Ora. Supondo, para simplificar com um exemplo prático, que o único imposto que exista seja a CPMF. E assumindo também a alíquita de 0,38% que era praticada até a extinção do imposto. Supondo, também, que um quilo de feijão seja vendido, pelo agricultor, por 1 real. Com a CPMF ele terá que repassar o feijão por 1 real e 38 décimos de centavo ao comerciante. Este, por sua vez, poria mais 0,38% nesse valor, elevando o aumento para 0,007614 de real (menos de um centavo). Depois que todos os integrantes da cadeia produtiva tenham repassado o custo da CPMF para o produto, o quilo de feijão estaria em 1,01914495 reais (menos de 2 centavos de aumento).
Não consigo entender onde fica um impacto tão grande assim. Principamente se, em troca, houver uma melhoria substancial na saúde pública.
Pensando matematicamente, se a cadeia produtiva é formada por N integrantes, então o aumento total do preço é o resultado de N multiplicações de 1,0038 por 1,0038. Ou 1,0038 elevado a N.

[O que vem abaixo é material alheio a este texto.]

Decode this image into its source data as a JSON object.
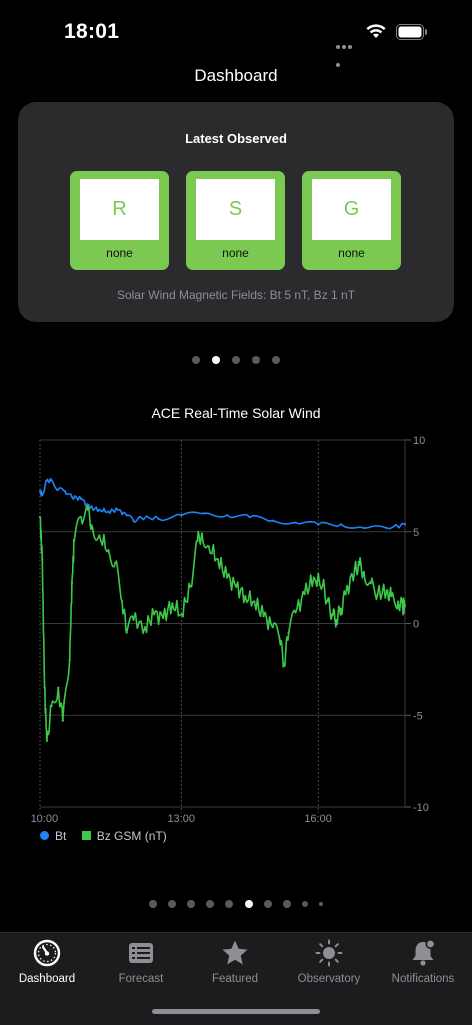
{
  "status_bar": {
    "time": "18:01"
  },
  "page_title": "Dashboard",
  "card": {
    "title": "Latest Observed",
    "scales": [
      {
        "letter": "R",
        "level": "none"
      },
      {
        "letter": "S",
        "level": "none"
      },
      {
        "letter": "G",
        "level": "none"
      }
    ],
    "footer": "Solar Wind Magnetic Fields: Bt 5 nT, Bz 1 nT",
    "scale_color": "#7bc950"
  },
  "card_pager": {
    "count": 5,
    "active": 1
  },
  "chart_pager": {
    "count": 10,
    "active": 5
  },
  "chart_data": {
    "type": "line",
    "title": "ACE Real-Time Solar Wind",
    "ylim": [
      -10,
      10
    ],
    "y_ticks": [
      "10",
      "5",
      "0",
      "-5",
      "-10"
    ],
    "x_ticks": [
      "10:00",
      "13:00",
      "16:00"
    ],
    "xlim_hours": [
      9.9,
      17.9
    ],
    "grid": true,
    "legend_placement": "bottom-left",
    "series": [
      {
        "name": "Bt",
        "color": "#1c84f5",
        "points": [
          [
            9.9,
            7.2
          ],
          [
            9.95,
            7.0
          ],
          [
            10.05,
            7.8
          ],
          [
            10.15,
            7.8
          ],
          [
            10.3,
            7.3
          ],
          [
            10.45,
            7.2
          ],
          [
            10.6,
            6.9
          ],
          [
            10.8,
            6.8
          ],
          [
            11.0,
            6.3
          ],
          [
            11.2,
            6.2
          ],
          [
            11.4,
            6.1
          ],
          [
            11.6,
            6.2
          ],
          [
            11.8,
            5.9
          ],
          [
            11.95,
            5.6
          ],
          [
            12.1,
            5.8
          ],
          [
            12.5,
            5.7
          ],
          [
            13.0,
            5.9
          ],
          [
            13.5,
            6.0
          ],
          [
            14.0,
            5.9
          ],
          [
            14.5,
            5.8
          ],
          [
            15.0,
            5.6
          ],
          [
            15.5,
            5.5
          ],
          [
            16.0,
            5.4
          ],
          [
            16.5,
            5.4
          ],
          [
            17.0,
            5.2
          ],
          [
            17.5,
            5.2
          ],
          [
            17.9,
            5.4
          ]
        ]
      },
      {
        "name": "Bz GSM (nT)",
        "color": "#3cc94a",
        "points": [
          [
            9.9,
            5.8
          ],
          [
            9.95,
            3.5
          ],
          [
            10.0,
            -3.5
          ],
          [
            10.05,
            -6.4
          ],
          [
            10.15,
            -4.5
          ],
          [
            10.3,
            -3.5
          ],
          [
            10.4,
            -5.3
          ],
          [
            10.55,
            -2.0
          ],
          [
            10.6,
            2.2
          ],
          [
            10.65,
            4.5
          ],
          [
            10.8,
            5.8
          ],
          [
            10.95,
            6.2
          ],
          [
            11.05,
            5.2
          ],
          [
            11.2,
            4.8
          ],
          [
            11.4,
            4.0
          ],
          [
            11.55,
            3.3
          ],
          [
            11.7,
            1.2
          ],
          [
            11.8,
            -0.5
          ],
          [
            11.95,
            0.2
          ],
          [
            12.2,
            -0.2
          ],
          [
            12.4,
            0.5
          ],
          [
            12.6,
            0.3
          ],
          [
            12.8,
            1.1
          ],
          [
            13.0,
            0.5
          ],
          [
            13.2,
            2.0
          ],
          [
            13.35,
            4.5
          ],
          [
            13.45,
            4.9
          ],
          [
            13.6,
            4.2
          ],
          [
            13.8,
            3.5
          ],
          [
            14.0,
            2.5
          ],
          [
            14.2,
            2.0
          ],
          [
            14.4,
            1.5
          ],
          [
            14.6,
            1.2
          ],
          [
            14.8,
            0.4
          ],
          [
            15.0,
            -0.2
          ],
          [
            15.15,
            -0.8
          ],
          [
            15.25,
            -2.2
          ],
          [
            15.35,
            -0.5
          ],
          [
            15.5,
            0.6
          ],
          [
            15.7,
            1.6
          ],
          [
            15.9,
            2.5
          ],
          [
            16.1,
            2.1
          ],
          [
            16.2,
            1.2
          ],
          [
            16.3,
            0.5
          ],
          [
            16.4,
            0.2
          ],
          [
            16.5,
            0.8
          ],
          [
            16.6,
            1.6
          ],
          [
            16.8,
            3.0
          ],
          [
            16.9,
            3.2
          ],
          [
            17.0,
            2.8
          ],
          [
            17.15,
            2.2
          ],
          [
            17.3,
            1.6
          ],
          [
            17.5,
            1.8
          ],
          [
            17.6,
            1.5
          ],
          [
            17.75,
            1.2
          ],
          [
            17.85,
            0.9
          ],
          [
            17.9,
            1.0
          ]
        ]
      }
    ]
  },
  "tabs": [
    {
      "label": "Dashboard",
      "icon": "gauge-icon",
      "active": true
    },
    {
      "label": "Forecast",
      "icon": "list-document-icon",
      "active": false
    },
    {
      "label": "Featured",
      "icon": "star-icon",
      "active": false
    },
    {
      "label": "Observatory",
      "icon": "sun-icon",
      "active": false
    },
    {
      "label": "Notifications",
      "icon": "bell-badge-icon",
      "active": false
    }
  ]
}
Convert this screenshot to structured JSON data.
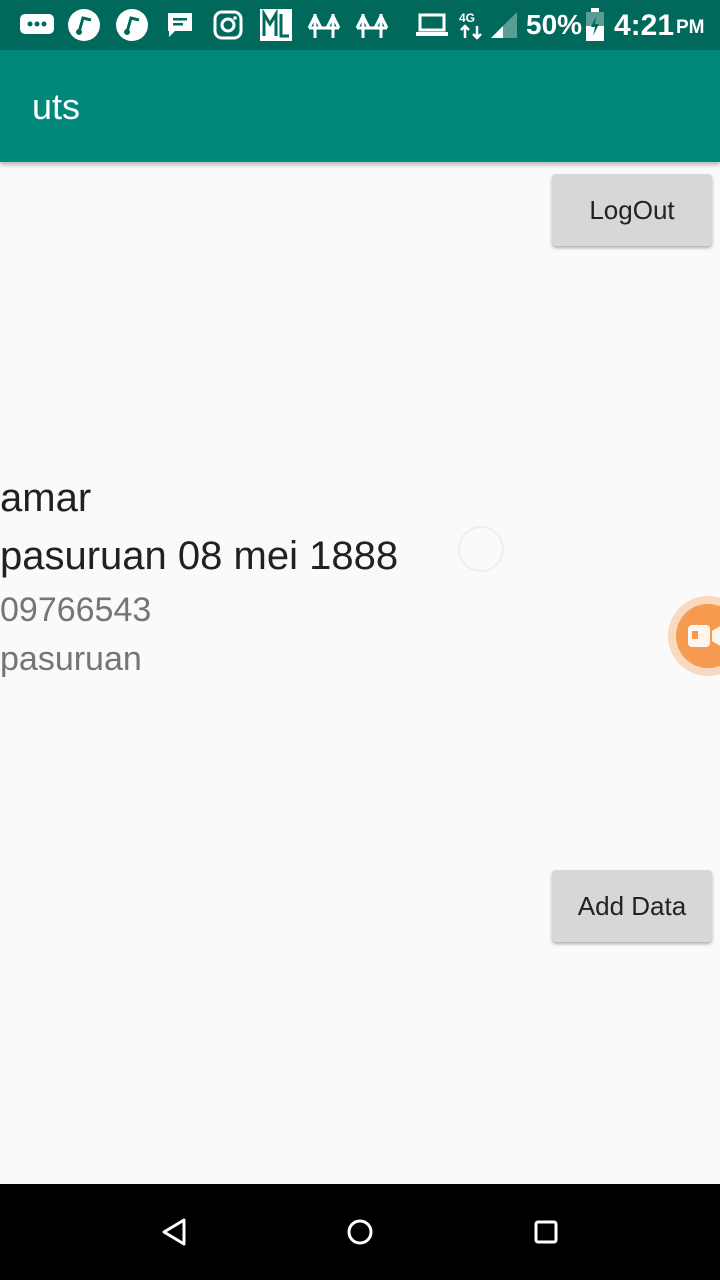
{
  "status_bar": {
    "battery_percent": "50%",
    "time": "4:21",
    "ampm": "PM",
    "icons": [
      "message-icon",
      "music-icon",
      "music-icon",
      "chat-icon",
      "instagram-icon",
      "ml-icon",
      "bridge-icon",
      "bridge-icon",
      "laptop-icon",
      "data-icon",
      "signal-icon",
      "battery-icon"
    ]
  },
  "app_bar": {
    "title": "uts"
  },
  "buttons": {
    "logout": "LogOut",
    "add_data": "Add Data"
  },
  "record": {
    "name": "amar",
    "birth": "pasuruan 08 mei 1888",
    "phone": "09766543",
    "city": "pasuruan"
  },
  "colors": {
    "status_bar": "#00695c",
    "app_bar": "#00897b",
    "button": "#d6d7d7",
    "floating_bubble": "#f59a4f"
  }
}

Assim, se a cadeia produtiva de nosso exemplo fosse formada, numa situação absolutamente irreal, por 20 integrantes, ainda assim o quilo de feijão não passaria de 1,079 reais.
Menos de 8 centavos de aumento.
Assim, ao passo em que me alio aos que denunciam o mau uso e o desvio do dinheiro da CPMF, não consigo entender a alegada nocividade financeira deste imposto sobre a produção.
Por outro lado, consigo ver fácil algumas coisas. Por exemplo, um cidadão que ganhe 600 reais pagará, ao sacar todo o seu salário no banco, um total de 2,28 reais de CPMF. De outro lado, um investidor que movimente 1 milhão de reais em especulação financeira terá que pagar 3.800 reais de CPMF.
Acho que isso incomoda. Principalmente porque não é este investidor que usufruirá dos benefícios do imposto.
Outra coisa que dá para ver fácil é a facilidade com que, via CPMF, os auditores fiscais do governo podem rastrear a movimentação financeira de muitas empresas, surpreendendo-os (se for o caso) em tentativas de sonegação fiscal.
Acho que isso incomoda também. Por motivos óbvios.
E é só. Outra explicação não encontro. Efetivamente deve haver algo que eu não sei. Ou que minha inteligência limitada não foi capaz de perceber. Pois só isso explica a oposição visceral que faz o PSDB hoje, como fez o PT ontem, contra a CPMF.
Ou isso, ou então trata-se de puro fisiologismo político mesmo.